どう使い分ければ良いのだろうと悩んでしまう二つの言葉ですが、違いをしっかりと区別していきましょう。
「適正」とは?
「適正」とは、物事や目的に性質が見合っていて、なおかつ正しい様子のことを表します。
適は動詞にすると適う「かなう」と読みますが、当てはまっている、ちょうどよくふさわしいという意味を指す言葉です。
正しく適うという文字通り、道理や人の道に正しく当てはまっているか、モラルを問うような内容を扱うときに使用します。
・『適正価格のついた商品』
市場相場という基準に対して高過ぎたり低過ぎたりしていなければ、価格が商品に見合っており、正しいこととして「適正」であると言えます。
・『適正な手続きを行う』
正しく書類を揃えたり、決められた手順を踏んだりして不正がなければ、手続きとして正しく処置できており、「適正」なものと判断できます。

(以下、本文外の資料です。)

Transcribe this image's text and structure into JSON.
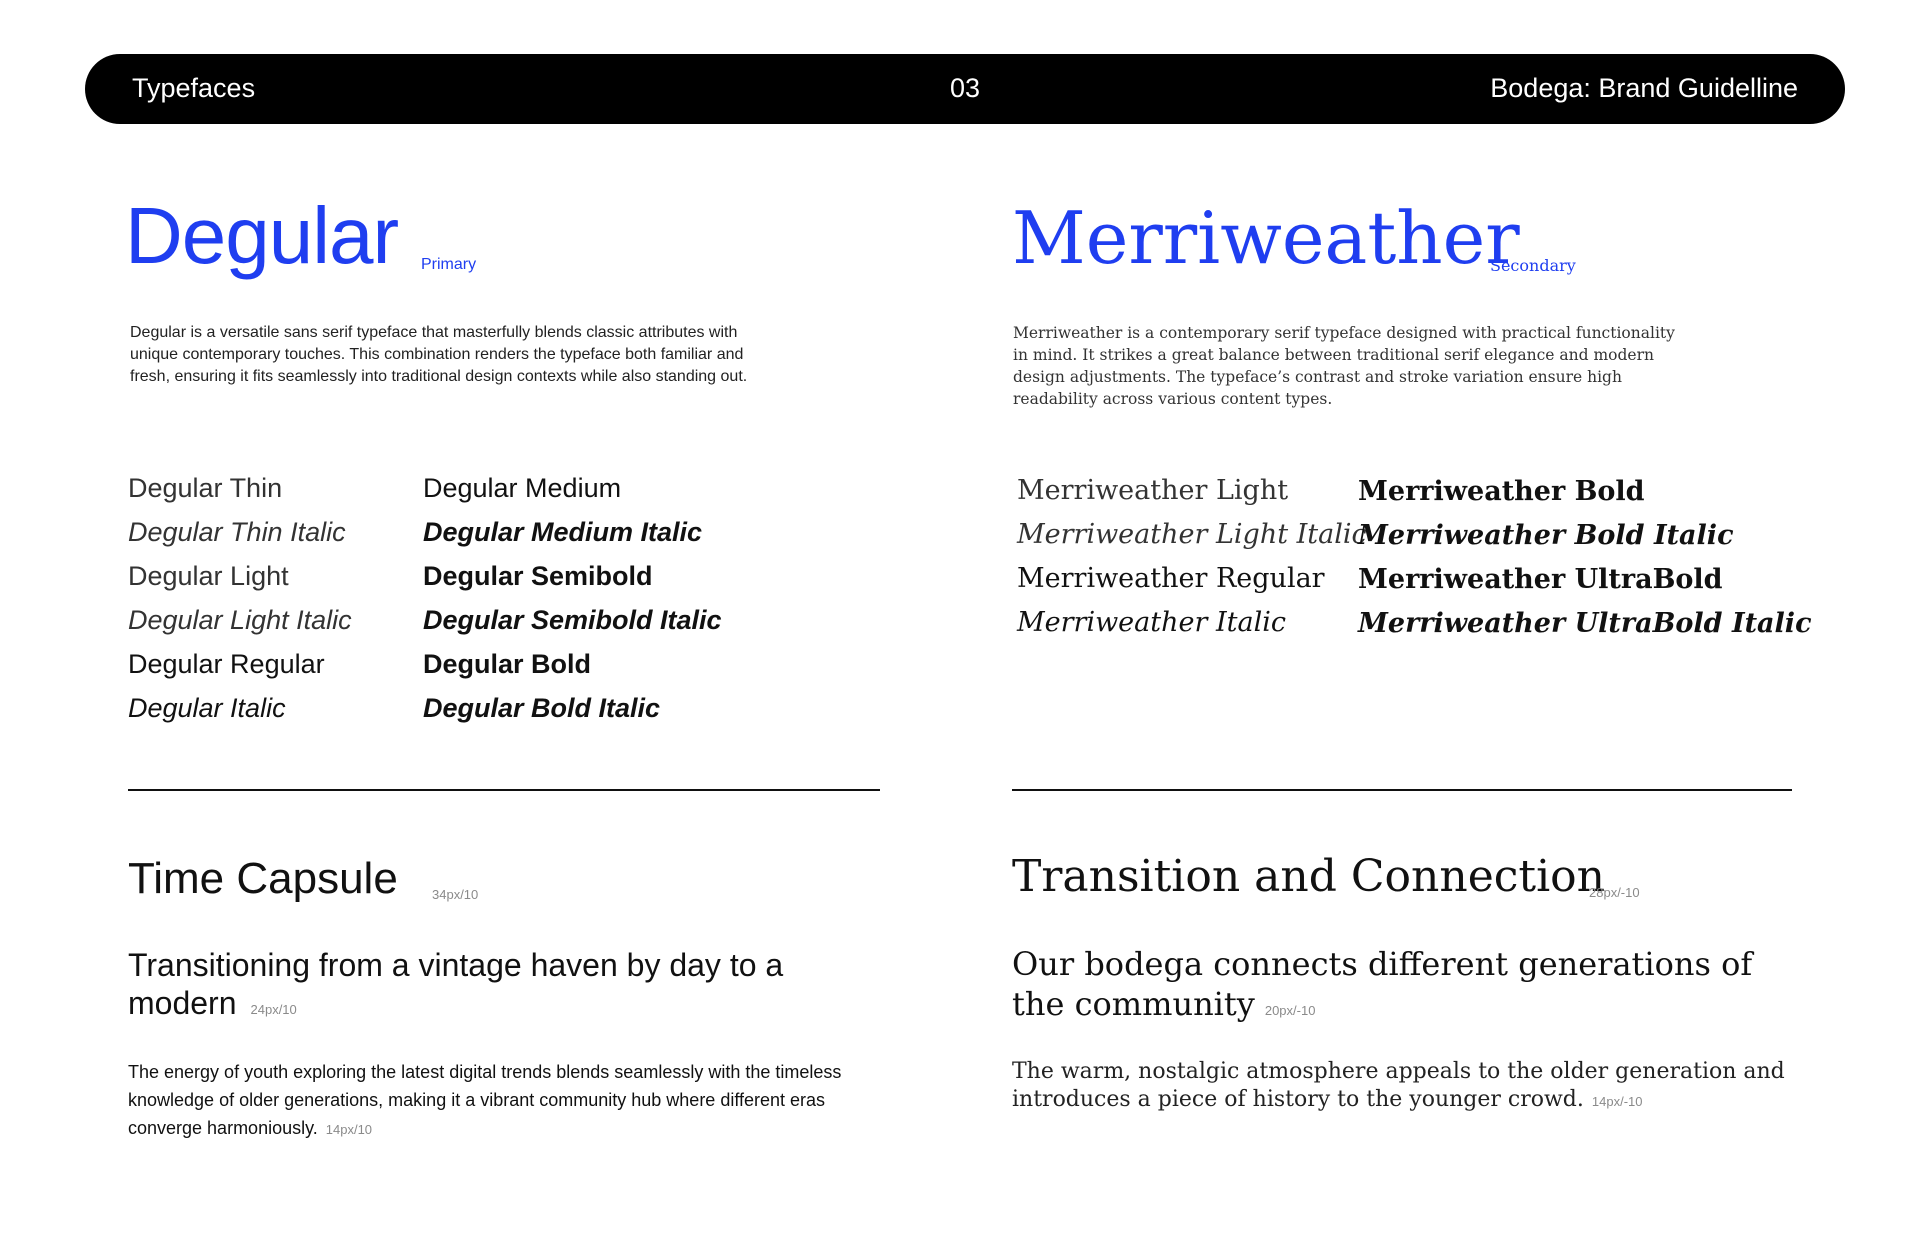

このように基準となる数値や具体的な指標がある場合によく使われます。
基準やルールがある物事に対して正しくあるかを述べるときに使用するため、法令等いかなる理由があっても守るべきものに対して表現する言葉となります。
法律を犯していない、モラルに反していない、道徳的であるという意味を含んでいると言えるでしょう。
「適切」とは?
「適切」とは、物事によく当てはまっており、過不足のない様子を表します。
そこに厳密な基準はなく、ちょうどよく当てはまっていてふさわしいことを表現する言葉です。
また、一般常識で考えて、妥当だと判断されるときに使われます。
・『怪我をした子どもに適切な処置を行う』
怪我の程度に合ったちょうど良い手当てをすることから「適切」を使います。
・『優勝を逃した友人にかけるべき適切な言葉が見つからない』
場面や雰囲気、相手の性格などを考慮して、ふさわしい声掛けをするという意味で「適切」を使用します。
・『友人の結婚式に白のドレスを着て行くことは適切ではない』
結婚式にどの服装で参列するかはマナーの範疇です。
マナーは大事なことですが、違反をしたからと言って罰せられるわけではありません。
社会通念上ふさわしいかどうかということなので、「適切」を使って表します。
このように具体的な基準はなくとも、一般的に誰しもがそれで良いと判断できるものに使用する言葉です。
マナーや試験問題など、たとえ間違えたとしても善悪で判断されないものに対して表現する言葉であると言えます。
「適正」と「適切」の違い
どちらの言葉にも入っている「適」という漢字ですが、ちょうどよくピッタリという意味を持ちます。
「適切」の方が「適正」よりも意味合いが大きい言葉であり、単に状況や目的に当てはまっていることや、その場の雰囲気にふさわしいことを表します。
その「適切」の中に善悪の正しさの判断が含まれると、「適正」という言葉で表すものと考えられます。
まとめ
ちょうどよく、正しくあるべきことには「適正」を使い、単にちょうどよく、ピッタリであることには「適切」を使用するようにしましょう。
正しいとする基準が存在するかどうかで判断すると、より簡単に区別ができます。
基準があれば「適正」、なければ「適切」を選びます。